И пока шёл, слишком уж нервничал. Такое волнение было в новинку: Паша вообще редко за что-то так сильно переживал, а сейчас даже руки подрагивали, а сердце то замирало, то холодело, то билось, как сумасшедшее. Он прогуливал сегодня тренировку.
Температура первого декабря болталась в районе нуля, и в вечернее время явно немало людей хотело погреться. Паша зашёл, огляделся, но маму не увидел среди присутствующих, даже чуть выдохнул, расслабился: это просто шутка кого-то из подписчиков и никто не придёт. Он стоял у прилавка и думал, что бы заказать поесть, выбрал сэндвич с курицей и чай улун, а пирожков домой решил набрать перед уходом.
В поисках свободного места вдруг встретился взглядом с женщиной, сидящей у окна. Она как раз обернулась и искала кого-то глазами. И, наверное, только по глазам они друг друга и узнали. Паша чуть чай не выронил, настолько его мама изменилась, но это точно была она.
Вдруг захотелось убежать куда-то подальше, Паша не хотел с ней разговаривать. Боялся, что не сдержится и разрыдается или вообще распсихуется и просто-напросто наорёт: в последнее время всё только раздражало. Но его заметили, отступать было нельзя, и, выдохнув, он пошёл к столику, где сидела мама. Перед ней стояла одинокая кружка с зелёным чаем.
– Как же ты вырос! – Мама смотрела на Пашу во все глаза и умилительно улыбалась, а по её щекам тут же поползли слёзы.
Паша сел напротив и молчал, тоже разглядывал маму, и какое-то нехорошее ощущение заполняло его, будто предчувствие, как тогда с Яной, когда у неё всё валилось из рук. С мамой тоже что-то было не так: она ужасно изменилась. Почти не постарела, но изменила стрижку с длинных волос на короткие. Похудела настолько сильно, что Паша её вообще не узнавал. Хоть и с макияжем, но была какая-то осунувшаяся, глаза впали, она выглядела болезненно, но всё равно хорошо. Чётко нарисованные брови, матовая вишнёвая помада, слой тонального крема пытался скрыть изъяны на лице. Мама промокнула слёзы салфеткой. Паша после случая с Яной теперь верил своему чутью и прямо спросил. Но прозвучали его слова как-то строго.
– Что с тобой?
– Господи, у тебя и голос такой мужской! – мама покачала головой, сделала брови домиком и поджала губы, видимо, пытаясь сдержать слёзы. – Я пропустила, как ты повзрослел. В тебе так много Сашиных черт.

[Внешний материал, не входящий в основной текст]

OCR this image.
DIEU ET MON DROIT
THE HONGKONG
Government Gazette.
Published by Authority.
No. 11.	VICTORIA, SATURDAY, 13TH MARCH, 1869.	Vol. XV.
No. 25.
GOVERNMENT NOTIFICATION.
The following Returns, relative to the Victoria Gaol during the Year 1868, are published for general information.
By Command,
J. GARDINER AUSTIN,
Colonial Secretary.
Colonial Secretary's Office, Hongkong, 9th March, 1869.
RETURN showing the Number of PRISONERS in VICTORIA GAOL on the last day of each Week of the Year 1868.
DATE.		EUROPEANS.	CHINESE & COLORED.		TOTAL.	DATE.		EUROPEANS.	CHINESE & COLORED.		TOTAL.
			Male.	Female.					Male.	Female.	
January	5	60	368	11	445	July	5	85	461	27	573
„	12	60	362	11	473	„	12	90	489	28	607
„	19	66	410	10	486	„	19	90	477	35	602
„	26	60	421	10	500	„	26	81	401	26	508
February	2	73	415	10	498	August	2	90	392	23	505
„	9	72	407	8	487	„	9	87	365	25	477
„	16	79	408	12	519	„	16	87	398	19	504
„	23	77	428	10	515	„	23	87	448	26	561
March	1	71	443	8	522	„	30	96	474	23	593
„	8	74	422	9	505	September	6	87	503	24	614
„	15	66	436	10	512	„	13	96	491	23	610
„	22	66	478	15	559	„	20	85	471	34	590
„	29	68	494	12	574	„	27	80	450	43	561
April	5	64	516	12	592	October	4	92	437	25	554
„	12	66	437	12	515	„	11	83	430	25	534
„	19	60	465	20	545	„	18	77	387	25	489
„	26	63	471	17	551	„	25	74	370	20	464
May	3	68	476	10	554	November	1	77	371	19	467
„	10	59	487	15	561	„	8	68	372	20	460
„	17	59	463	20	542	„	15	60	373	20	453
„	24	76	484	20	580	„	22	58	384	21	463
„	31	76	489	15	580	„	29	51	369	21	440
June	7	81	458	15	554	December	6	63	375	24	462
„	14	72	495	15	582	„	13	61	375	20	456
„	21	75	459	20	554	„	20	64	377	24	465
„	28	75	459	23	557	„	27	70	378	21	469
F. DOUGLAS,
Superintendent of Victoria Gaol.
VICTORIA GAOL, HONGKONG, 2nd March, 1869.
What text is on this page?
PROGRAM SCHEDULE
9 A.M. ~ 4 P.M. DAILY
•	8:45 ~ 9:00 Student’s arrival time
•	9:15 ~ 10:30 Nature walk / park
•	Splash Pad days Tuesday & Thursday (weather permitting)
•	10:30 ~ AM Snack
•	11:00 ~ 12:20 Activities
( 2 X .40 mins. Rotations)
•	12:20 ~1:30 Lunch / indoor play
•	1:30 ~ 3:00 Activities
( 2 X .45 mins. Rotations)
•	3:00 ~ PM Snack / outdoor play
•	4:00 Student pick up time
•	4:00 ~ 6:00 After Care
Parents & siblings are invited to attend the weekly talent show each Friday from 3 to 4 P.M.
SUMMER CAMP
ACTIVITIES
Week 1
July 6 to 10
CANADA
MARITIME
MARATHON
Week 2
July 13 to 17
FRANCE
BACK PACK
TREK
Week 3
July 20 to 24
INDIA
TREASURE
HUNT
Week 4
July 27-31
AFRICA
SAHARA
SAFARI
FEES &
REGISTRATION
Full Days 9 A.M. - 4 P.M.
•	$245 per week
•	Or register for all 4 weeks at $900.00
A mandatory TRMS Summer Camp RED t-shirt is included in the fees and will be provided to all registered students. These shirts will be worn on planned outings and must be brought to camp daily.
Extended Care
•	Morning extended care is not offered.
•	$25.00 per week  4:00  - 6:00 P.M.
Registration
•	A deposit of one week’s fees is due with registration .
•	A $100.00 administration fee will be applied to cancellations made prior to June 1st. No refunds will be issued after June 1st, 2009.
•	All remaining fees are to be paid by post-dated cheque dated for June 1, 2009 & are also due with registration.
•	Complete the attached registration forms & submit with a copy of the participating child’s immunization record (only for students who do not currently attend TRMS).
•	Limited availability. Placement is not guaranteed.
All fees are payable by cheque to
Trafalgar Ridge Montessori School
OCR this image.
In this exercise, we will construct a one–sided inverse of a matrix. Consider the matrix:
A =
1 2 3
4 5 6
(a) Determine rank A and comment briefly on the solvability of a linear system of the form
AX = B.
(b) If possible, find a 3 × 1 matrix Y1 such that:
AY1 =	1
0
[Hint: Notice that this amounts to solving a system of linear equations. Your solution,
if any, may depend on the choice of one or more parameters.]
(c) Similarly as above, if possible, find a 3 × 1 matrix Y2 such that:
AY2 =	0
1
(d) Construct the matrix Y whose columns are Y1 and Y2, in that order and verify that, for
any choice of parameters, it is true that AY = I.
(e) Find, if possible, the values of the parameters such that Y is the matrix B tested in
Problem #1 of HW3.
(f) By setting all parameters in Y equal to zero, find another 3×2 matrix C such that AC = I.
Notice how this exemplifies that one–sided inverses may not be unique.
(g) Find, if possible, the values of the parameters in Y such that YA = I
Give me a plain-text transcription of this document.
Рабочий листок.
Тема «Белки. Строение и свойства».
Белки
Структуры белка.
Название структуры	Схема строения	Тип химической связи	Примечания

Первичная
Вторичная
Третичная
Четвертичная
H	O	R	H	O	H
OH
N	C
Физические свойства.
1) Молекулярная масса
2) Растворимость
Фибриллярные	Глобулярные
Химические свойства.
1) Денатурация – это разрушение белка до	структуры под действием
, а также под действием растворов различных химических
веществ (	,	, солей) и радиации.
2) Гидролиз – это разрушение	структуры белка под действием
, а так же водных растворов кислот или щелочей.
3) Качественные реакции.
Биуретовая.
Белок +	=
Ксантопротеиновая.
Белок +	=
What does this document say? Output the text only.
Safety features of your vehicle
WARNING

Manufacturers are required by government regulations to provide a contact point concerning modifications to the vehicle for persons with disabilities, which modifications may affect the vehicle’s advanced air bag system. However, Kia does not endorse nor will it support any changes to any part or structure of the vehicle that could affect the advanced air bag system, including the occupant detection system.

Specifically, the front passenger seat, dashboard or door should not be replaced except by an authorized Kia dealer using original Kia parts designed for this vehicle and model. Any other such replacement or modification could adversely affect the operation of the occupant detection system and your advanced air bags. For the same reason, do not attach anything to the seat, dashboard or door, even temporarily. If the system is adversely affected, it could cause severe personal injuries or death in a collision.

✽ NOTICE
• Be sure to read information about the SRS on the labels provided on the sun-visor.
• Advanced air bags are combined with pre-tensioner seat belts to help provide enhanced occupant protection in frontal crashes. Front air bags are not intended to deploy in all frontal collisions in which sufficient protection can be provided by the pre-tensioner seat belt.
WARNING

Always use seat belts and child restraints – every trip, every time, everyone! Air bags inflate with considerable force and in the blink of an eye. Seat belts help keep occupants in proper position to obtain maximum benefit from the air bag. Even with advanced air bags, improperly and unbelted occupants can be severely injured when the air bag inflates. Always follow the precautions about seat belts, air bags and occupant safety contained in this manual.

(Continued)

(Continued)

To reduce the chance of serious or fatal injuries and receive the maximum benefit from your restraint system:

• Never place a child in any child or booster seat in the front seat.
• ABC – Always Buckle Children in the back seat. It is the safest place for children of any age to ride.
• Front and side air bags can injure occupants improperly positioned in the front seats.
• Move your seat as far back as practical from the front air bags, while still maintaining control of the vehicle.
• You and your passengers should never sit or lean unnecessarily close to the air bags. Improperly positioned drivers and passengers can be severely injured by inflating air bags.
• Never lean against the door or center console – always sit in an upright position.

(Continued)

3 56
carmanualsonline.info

– Мам, что с тобой случилось? – теперь уже в голове проскользнуло беспокойство. – У тебя всё хорошо?
Она вдруг опустила глаза, обняла ладонями кружечку с чаем и протяжно вздохнула:
– Пашенька, мне тяжело о себе говорить. Давай лучше ты расскажешь, чем ты живёшь, – она улыбнулась и вновь посмотрела на него. – Ты так хорошо выглядишь, тебе очень хорошо с таким цветом волос и такой стрижкой. Наконец-то ты подстригся! Я думала, не доживу до этого момента. Помнишь, как ругала тебя, что ты вечно ходил обросший и не стригся годами?! Я тебя даже не узнала, когда ты вошёл, ты такой красивый, такой взрослый! Чем ты сейчас занимаешься?
Мама разговаривала так обыденно, словно не четыре года прошло, а всего пара недель. Как будто Паша вернулся с очередных сборов или из лагеря. Но между ними всё равно повисла какая-то неловкость, недосказанность. Паша не стал требовать от мамы ответа, хотя претензии и обиды прорывались наружу.
– Я в Москве теперь живу, с Тимохой, мы по-прежнему занимаемся гимнастикой, учимся в академии спорта. У меня всё супер.
– О, ты и гимнастику не забросил! Какой же ты молодец, и в ВУЗ поступил! А папа как? – она вдруг перестала улыбаться.
– А папа плохо! – нахмурился Паша, и мама округлила глаза. – Потому что ты ушла, ни мне, ни ему не сказала почему! И он до сих пор гадает!
Мама снова посмотрела на кружку, стала серьёзной:
– Пашенька, некоторые вещи лучше и не знать. Это не ваша ноша, а только моя. Мне пришлось уехать.
– Это из-за меня?
– Нет, конечно! Ты что?! Растить тебя – был тот ещё квест, но зато с трудными детьми не соскучишься, ежедневный аттракцион для нервной системы, – мама усмехнулась. – Я каждый день про вас вспоминала. Понимаю, это нечестно по отношению к вам, но я считаю, что поступила верно.
– А теперь вернёшься?
И мама вновь опустила глаза, глотнула чай: она всегда пила зелёный. Видимо, эту привычку Паша перенял от неё.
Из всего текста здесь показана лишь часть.